Part 4 of Equine Foot Balance

In our last talk, we discussed how the dysfunctional loading of the upper body will affect the limb's loading and distal joints and that there has to be a neuromuscular response to these biological changes.

But how does that dysfunctional loading cause a change in the shape of the limb's distal structures, especially the equine foot?

It all comes down to the structure's tensile strength, its ability to carry and distribute a load, and the concessional forces of contact with the ground through the hoof capsule and ascending to the upper body.

When we look at it from the engineering point of view, we find that the dome structure requires its base or ground level to be supportive if it is to carry large amounts of weight through its centre. We also know that if the weight or loading forces are off-centre, the dome will sustain structural dysfunction and experience an upset in that structure's loading and shearing forces. The dome structure needs this design to be functional and maintain its constant shape when pushing on the ground and meeting these static forces. The engineers know the dome shape can be reinforced to carry these off-centre loading forces by adding extra reinforcing to its base, especially on the side experiencing the most compressional forces. 

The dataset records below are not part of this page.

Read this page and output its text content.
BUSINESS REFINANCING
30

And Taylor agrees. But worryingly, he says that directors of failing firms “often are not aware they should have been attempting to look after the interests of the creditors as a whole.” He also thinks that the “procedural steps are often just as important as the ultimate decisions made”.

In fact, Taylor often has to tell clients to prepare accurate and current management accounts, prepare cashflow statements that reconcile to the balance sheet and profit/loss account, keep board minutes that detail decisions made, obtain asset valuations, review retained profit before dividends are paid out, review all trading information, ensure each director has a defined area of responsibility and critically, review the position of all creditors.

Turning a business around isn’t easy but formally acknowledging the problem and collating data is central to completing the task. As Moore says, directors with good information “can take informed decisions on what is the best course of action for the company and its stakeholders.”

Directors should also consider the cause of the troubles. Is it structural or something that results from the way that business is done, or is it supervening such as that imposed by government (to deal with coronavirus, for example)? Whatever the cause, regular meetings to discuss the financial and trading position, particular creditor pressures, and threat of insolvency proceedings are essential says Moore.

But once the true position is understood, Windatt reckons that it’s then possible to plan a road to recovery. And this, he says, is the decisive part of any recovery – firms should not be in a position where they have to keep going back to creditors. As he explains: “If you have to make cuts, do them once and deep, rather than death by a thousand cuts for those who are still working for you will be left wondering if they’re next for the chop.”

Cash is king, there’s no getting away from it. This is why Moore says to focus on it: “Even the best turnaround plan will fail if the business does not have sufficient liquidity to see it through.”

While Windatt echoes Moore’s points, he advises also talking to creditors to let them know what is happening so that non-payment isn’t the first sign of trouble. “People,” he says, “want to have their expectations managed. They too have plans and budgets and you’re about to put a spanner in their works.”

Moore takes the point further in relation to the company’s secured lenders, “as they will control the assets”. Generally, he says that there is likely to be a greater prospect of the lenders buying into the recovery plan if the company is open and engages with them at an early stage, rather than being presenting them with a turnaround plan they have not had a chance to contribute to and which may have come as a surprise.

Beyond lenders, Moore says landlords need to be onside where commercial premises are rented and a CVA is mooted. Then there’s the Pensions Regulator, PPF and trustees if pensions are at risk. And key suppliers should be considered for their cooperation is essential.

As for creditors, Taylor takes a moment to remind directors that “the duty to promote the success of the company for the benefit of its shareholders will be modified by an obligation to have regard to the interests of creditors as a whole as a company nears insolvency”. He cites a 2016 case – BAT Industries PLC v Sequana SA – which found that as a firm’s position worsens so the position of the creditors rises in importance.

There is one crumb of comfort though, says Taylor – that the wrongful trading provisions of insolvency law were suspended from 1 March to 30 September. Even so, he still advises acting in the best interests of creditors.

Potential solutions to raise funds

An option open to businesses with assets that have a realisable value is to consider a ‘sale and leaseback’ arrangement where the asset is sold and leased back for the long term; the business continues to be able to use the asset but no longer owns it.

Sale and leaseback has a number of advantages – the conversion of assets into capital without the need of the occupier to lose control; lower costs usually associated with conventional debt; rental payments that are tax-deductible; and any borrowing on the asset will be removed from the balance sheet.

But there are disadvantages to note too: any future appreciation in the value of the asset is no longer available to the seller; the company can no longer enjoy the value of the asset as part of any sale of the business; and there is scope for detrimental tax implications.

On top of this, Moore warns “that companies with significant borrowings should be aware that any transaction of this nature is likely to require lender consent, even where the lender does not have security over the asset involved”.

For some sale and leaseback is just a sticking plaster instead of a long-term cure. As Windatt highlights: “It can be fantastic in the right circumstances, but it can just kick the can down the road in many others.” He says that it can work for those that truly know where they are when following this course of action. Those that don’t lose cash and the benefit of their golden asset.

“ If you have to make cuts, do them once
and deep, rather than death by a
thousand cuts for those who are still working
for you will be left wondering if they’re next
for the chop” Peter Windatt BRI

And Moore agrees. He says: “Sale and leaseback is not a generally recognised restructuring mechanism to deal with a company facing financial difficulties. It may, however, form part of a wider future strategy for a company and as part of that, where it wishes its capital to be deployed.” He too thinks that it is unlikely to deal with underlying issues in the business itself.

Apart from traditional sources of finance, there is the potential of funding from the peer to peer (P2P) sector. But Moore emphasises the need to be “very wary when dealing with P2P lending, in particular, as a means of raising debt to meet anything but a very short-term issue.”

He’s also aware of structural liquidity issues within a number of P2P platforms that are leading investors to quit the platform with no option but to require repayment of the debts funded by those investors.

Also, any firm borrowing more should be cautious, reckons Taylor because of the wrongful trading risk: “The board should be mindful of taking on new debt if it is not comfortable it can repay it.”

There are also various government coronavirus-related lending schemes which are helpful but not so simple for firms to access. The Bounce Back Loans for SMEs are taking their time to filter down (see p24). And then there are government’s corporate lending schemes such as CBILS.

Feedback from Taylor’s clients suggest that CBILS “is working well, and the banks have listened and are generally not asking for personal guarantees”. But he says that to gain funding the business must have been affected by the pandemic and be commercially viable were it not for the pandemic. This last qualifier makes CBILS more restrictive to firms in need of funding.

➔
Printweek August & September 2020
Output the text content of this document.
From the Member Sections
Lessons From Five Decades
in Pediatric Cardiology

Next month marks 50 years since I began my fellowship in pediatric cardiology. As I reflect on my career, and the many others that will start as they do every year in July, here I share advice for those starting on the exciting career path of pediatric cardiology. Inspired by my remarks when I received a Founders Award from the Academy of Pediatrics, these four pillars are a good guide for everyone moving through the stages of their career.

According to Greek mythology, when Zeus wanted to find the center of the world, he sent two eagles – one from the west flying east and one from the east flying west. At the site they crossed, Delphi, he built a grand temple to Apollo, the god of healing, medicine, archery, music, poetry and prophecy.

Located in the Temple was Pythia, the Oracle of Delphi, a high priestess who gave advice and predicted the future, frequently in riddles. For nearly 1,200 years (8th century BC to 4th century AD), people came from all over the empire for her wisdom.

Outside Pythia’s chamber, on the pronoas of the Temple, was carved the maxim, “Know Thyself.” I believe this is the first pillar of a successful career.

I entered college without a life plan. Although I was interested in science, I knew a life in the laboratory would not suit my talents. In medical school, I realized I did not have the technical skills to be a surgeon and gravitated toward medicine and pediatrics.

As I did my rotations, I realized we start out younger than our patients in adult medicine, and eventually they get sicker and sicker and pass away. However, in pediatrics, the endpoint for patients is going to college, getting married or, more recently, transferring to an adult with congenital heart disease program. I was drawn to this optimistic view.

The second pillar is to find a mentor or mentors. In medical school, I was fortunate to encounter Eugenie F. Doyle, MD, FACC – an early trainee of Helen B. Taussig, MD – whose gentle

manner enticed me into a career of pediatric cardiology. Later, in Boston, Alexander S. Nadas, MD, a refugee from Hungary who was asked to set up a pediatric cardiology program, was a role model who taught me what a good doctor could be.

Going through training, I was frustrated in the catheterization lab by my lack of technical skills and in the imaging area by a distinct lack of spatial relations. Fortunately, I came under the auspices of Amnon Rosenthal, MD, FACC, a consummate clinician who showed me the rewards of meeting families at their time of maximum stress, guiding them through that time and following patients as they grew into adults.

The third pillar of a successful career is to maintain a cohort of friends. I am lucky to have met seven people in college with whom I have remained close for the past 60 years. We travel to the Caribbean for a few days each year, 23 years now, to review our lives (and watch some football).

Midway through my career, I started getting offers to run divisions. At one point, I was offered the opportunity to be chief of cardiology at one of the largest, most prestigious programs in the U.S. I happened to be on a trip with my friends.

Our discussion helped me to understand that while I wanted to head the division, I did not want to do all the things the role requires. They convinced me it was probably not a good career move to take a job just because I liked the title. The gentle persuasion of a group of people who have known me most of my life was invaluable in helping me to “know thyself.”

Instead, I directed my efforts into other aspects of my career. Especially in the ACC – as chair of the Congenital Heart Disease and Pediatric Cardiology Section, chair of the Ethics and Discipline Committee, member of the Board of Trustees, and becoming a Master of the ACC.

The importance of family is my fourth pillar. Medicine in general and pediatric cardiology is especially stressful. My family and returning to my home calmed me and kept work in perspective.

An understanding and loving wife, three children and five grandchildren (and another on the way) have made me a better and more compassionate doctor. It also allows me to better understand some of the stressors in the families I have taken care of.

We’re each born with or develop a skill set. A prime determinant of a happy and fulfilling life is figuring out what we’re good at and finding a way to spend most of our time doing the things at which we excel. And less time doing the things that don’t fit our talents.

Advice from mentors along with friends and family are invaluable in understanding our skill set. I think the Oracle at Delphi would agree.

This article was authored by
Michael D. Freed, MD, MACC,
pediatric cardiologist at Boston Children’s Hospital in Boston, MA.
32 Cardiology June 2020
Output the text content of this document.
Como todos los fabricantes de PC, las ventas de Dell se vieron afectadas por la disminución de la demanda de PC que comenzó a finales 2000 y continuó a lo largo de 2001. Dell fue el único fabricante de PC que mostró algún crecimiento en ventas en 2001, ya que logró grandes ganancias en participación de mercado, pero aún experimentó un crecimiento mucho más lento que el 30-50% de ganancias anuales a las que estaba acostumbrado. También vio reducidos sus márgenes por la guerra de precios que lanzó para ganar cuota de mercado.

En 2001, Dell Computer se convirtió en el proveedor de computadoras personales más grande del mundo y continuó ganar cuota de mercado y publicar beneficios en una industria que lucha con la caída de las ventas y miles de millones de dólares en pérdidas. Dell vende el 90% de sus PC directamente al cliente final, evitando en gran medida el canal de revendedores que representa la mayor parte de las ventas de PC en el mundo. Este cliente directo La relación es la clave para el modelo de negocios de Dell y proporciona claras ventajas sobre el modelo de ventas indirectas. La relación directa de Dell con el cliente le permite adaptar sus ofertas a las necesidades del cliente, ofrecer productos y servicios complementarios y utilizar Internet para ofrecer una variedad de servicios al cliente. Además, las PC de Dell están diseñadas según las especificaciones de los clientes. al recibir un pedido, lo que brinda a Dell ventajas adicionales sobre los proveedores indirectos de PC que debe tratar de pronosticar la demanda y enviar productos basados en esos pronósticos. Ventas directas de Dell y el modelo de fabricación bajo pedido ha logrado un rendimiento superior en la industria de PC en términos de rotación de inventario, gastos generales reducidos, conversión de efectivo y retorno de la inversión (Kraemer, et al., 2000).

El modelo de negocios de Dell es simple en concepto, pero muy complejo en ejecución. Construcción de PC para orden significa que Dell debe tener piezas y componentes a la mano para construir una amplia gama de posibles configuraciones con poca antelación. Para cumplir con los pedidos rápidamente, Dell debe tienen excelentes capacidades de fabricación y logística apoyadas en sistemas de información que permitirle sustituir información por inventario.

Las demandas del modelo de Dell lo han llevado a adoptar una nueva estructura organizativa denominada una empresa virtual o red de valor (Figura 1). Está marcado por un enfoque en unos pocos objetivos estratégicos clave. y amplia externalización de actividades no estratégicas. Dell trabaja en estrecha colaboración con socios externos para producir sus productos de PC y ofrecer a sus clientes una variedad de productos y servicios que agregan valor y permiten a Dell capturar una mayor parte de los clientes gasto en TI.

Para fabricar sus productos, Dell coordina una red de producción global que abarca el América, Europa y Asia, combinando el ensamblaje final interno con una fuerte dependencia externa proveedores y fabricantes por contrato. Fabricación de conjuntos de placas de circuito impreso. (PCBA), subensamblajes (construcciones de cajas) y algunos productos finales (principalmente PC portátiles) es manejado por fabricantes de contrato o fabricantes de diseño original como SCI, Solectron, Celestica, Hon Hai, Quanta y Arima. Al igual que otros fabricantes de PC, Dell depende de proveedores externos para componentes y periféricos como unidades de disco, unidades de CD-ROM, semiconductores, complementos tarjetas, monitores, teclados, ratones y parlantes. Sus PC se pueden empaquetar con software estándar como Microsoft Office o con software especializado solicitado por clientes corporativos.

The hoof capsule is no different, as it acts as the supportive structure or support beam for our dome, the pedial bone. When the forces on the pedial bone are not neutral, the body's way of enforcing its supporting structure of the hoof capsule is to add more structure first: it lays down more hoof structure by thickening its walls and then the base by adding more sole and/or a callus to the area of concern.

We see this every day in our equine feet, where the dorsal wall is thicker in one area than the other or the sole is thicker on one side more than the other. We also see the effects of structures like the sole and hoof capsule going beyond their structural capabilities when they have reached the tensile strength of that structure. Now, they move into the shearing stage as they cannot cope with the dysfunctional loading forces. You have all seen the dysfunctional white line, the sole pulling away from the white line, the flares on the hoof capsule, cracks in the external hoof walls, the pitting in the soles of the feet and the list can go on.

They are all signs that the biological structure has reached its limits of loading forces and is experiencing changes in its tensile strength and has now reached the shearing phase, and the structure has lost its structural integrity and ability to maintain its functional shape. The equine pedal bone is designed by nature to withstand the forces the horse faces every hour and every day, but when things go wrong or we decide to change the loading forces, the equine is pushed into biological changes that affect its loading forces and are seen in the shape of the external structures.

These same principles of engineering prevail in nature, as you can now start to understand. I would ask the question why we still think we need to change the laws of engineering and physics by requiring the equine pedial bone to be set at an angle of three to five degrees positive. It goes against all known principles of load-carrying structures to have a loading force that does not match the base of the structure.

In our next talk, we can examine other supporting structures of the distal interphalangeal joint and their complex loading properties while allowing the structures above the mobility to adjust to the terrain on which they have to work and support the body.